Downing, the assistant deputy chief at the Justice Department's computer crime section, pointed to that language on Friday. Because digital communications amount to a foreign language or code, he said, federal agents are legally permitted to record everything and sort through it later. (Downing stressed that he was not speaking on behalf of the Justice Department.)
"Take a look at the legislative history from the mid '90s," Downing said. "It's pretty clear from that that Congress very much intended it to apply to electronic types of wiretapping."
EFF's Bankston disagrees. He said that the FBI is "collecting and apparently storing indefinitely the communications of thousands--if not hundreds of thousands--of innocent Americans in violation of the Wiretap Act and the 4th Amendment to the Constitution."
Marc Rotenberg, director of the Electronic Privacy Information Center in Washington, D.C., said a reasonable approach would be to require that federal agents only receive information that's explicitly permitted by the court order. "The obligation should be on both the (Internet provider) and the government to make sure that only the information responsive to the warrant is disclosed to the government," he said.
Courts have been wrestling with minimization requirements for over a generation. In a 1978 Supreme Court decision, Scott v. United States, the justices upheld police wiretaps of people suspected of selling illegal drugs.
But in his majority opinion, Justice William Rehnquist said that broad monitoring to nab one suspect might go too far. "If the agents are permitted to tap a public telephone because one individual is thought to be placing bets over the phone, substantial doubts as to minimization may arise if the agents listen to every call which goes out over that phone regardless of who places the call," he wrote.
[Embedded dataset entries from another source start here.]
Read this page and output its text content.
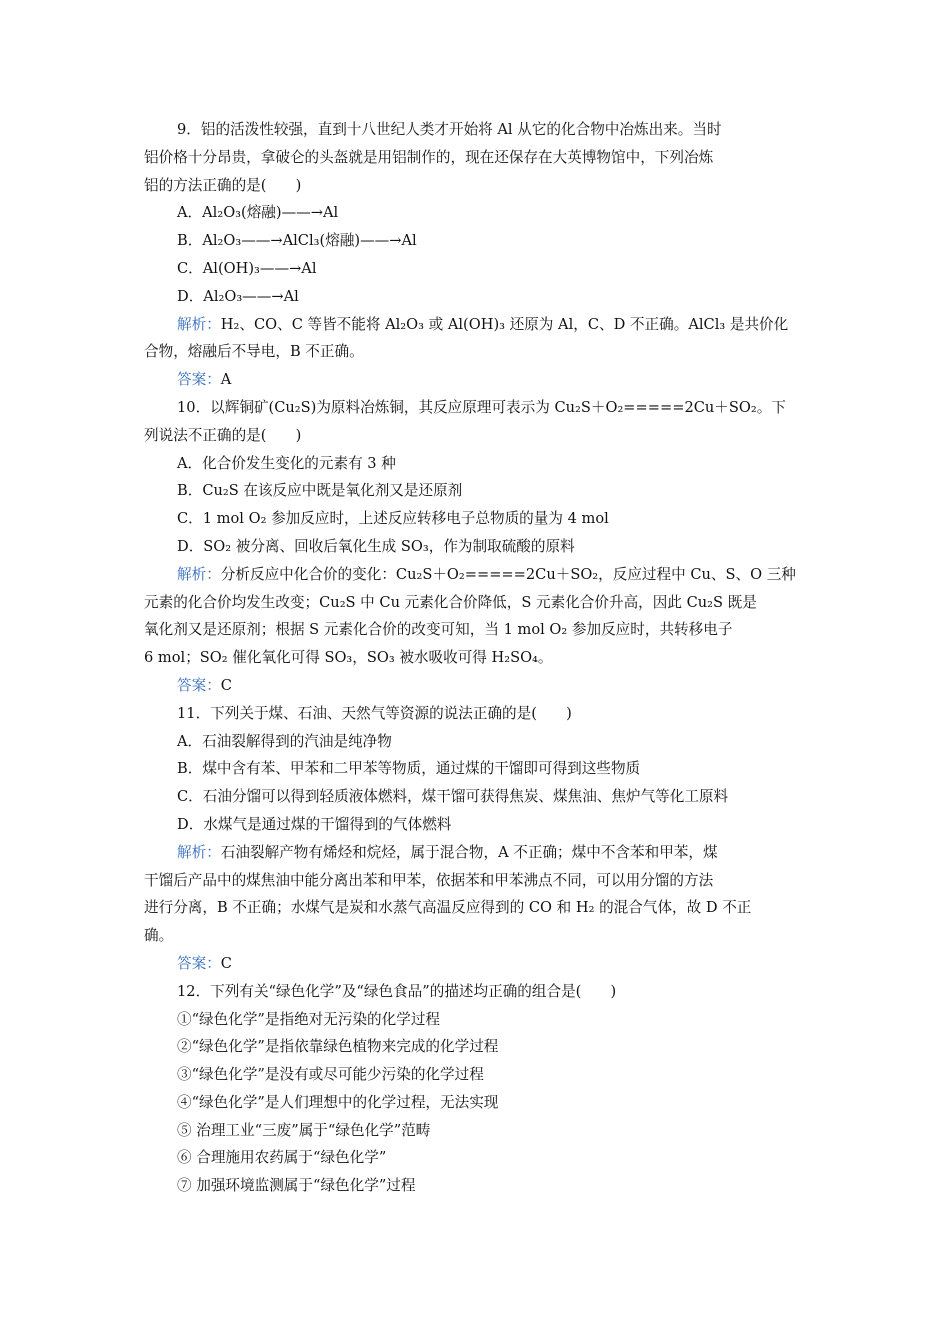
9．铝的活泼性较强，直到十八世纪人类才开始将 Al 从它的化合物中冶炼出来。当时
铝价格十分昂贵，拿破仑的头盔就是用铝制作的，现在还保存在大英博物馆中，下列冶炼
铝的方法正确的是(　　)
A．Al₂O₃(熔融)——→Al
B．Al₂O₃——→AlCl₃(熔融)——→Al
C．Al(OH)₃——→Al
D．Al₂O₃——→Al
解析：H₂、CO、C 等皆不能将 Al₂O₃ 或 Al(OH)₃ 还原为 Al，C、D 不正确。AlCl₃ 是共价化
合物，熔融后不导电，B 不正确。
答案：A
10．以辉铜矿(Cu₂S)为原料冶炼铜，其反应原理可表示为 Cu₂S＋O₂=====2Cu＋SO₂。下
列说法不正确的是(　　)
A．化合价发生变化的元素有 3 种
B．Cu₂S 在该反应中既是氧化剂又是还原剂
C．1 mol O₂ 参加反应时，上述反应转移电子总物质的量为 4 mol
D．SO₂ 被分离、回收后氧化生成 SO₃，作为制取硫酸的原料
解析：分析反应中化合价的变化：Cu₂S＋O₂=====2Cu＋SO₂，反应过程中 Cu、S、O 三种
元素的化合价均发生改变；Cu₂S 中 Cu 元素化合价降低，S 元素化合价升高，因此 Cu₂S 既是
氧化剂又是还原剂；根据 S 元素化合价的改变可知，当 1 mol O₂ 参加反应时，共转移电子
6 mol；SO₂ 催化氧化可得 SO₃，SO₃ 被水吸收可得 H₂SO₄。
答案：C
11．下列关于煤、石油、天然气等资源的说法正确的是(　　)
A．石油裂解得到的汽油是纯净物
B．煤中含有苯、甲苯和二甲苯等物质，通过煤的干馏即可得到这些物质
C．石油分馏可以得到轻质液体燃料，煤干馏可获得焦炭、煤焦油、焦炉气等化工原料
D．水煤气是通过煤的干馏得到的气体燃料
解析：石油裂解产物有烯烃和烷烃，属于混合物，A 不正确；煤中不含苯和甲苯，煤
干馏后产品中的煤焦油中能分离出苯和甲苯，依据苯和甲苯沸点不同，可以用分馏的方法
进行分离，B 不正确；水煤气是炭和水蒸气高温反应得到的 CO 和 H₂ 的混合气体，故 D 不正
确。
答案：C
12．下列有关“绿色化学”及“绿色食品”的描述均正确的组合是(　　)
①“绿色化学”是指绝对无污染的化学过程
②“绿色化学”是指依靠绿色植物来完成的化学过程
③“绿色化学”是没有或尽可能少污染的化学过程
④“绿色化学”是人们理想中的化学过程，无法实现
⑤ 治理工业“三废”属于“绿色化学”范畴
⑥ 合理施用农药属于“绿色化学”
⑦ 加强环境监测属于“绿色化学”过程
Another unanswered question is whether a database of recorded Internet communications can legally be mined for information about unrelated criminal offenses such as drug use, copyright infringement or tax crimes. One 1978 case, U.S. v. Pine, said that investigators could continue to listen in on a telephone line when other illegal activities--not specified in the original wiretap order--were being discussed. Those discussions could then be used against a defendant in a criminal prosecution.
Ohm, the former Justice Department attorney who presented a paper on the Fourth Amendment, said he has doubts about the constitutionality of full-pipe recording. "The question that's interesting, although I don't know whether it's so clear, is whether this is illegal, whether it's constitutional," he said. "Is Congress even aware they're doing this? I don't know the answers."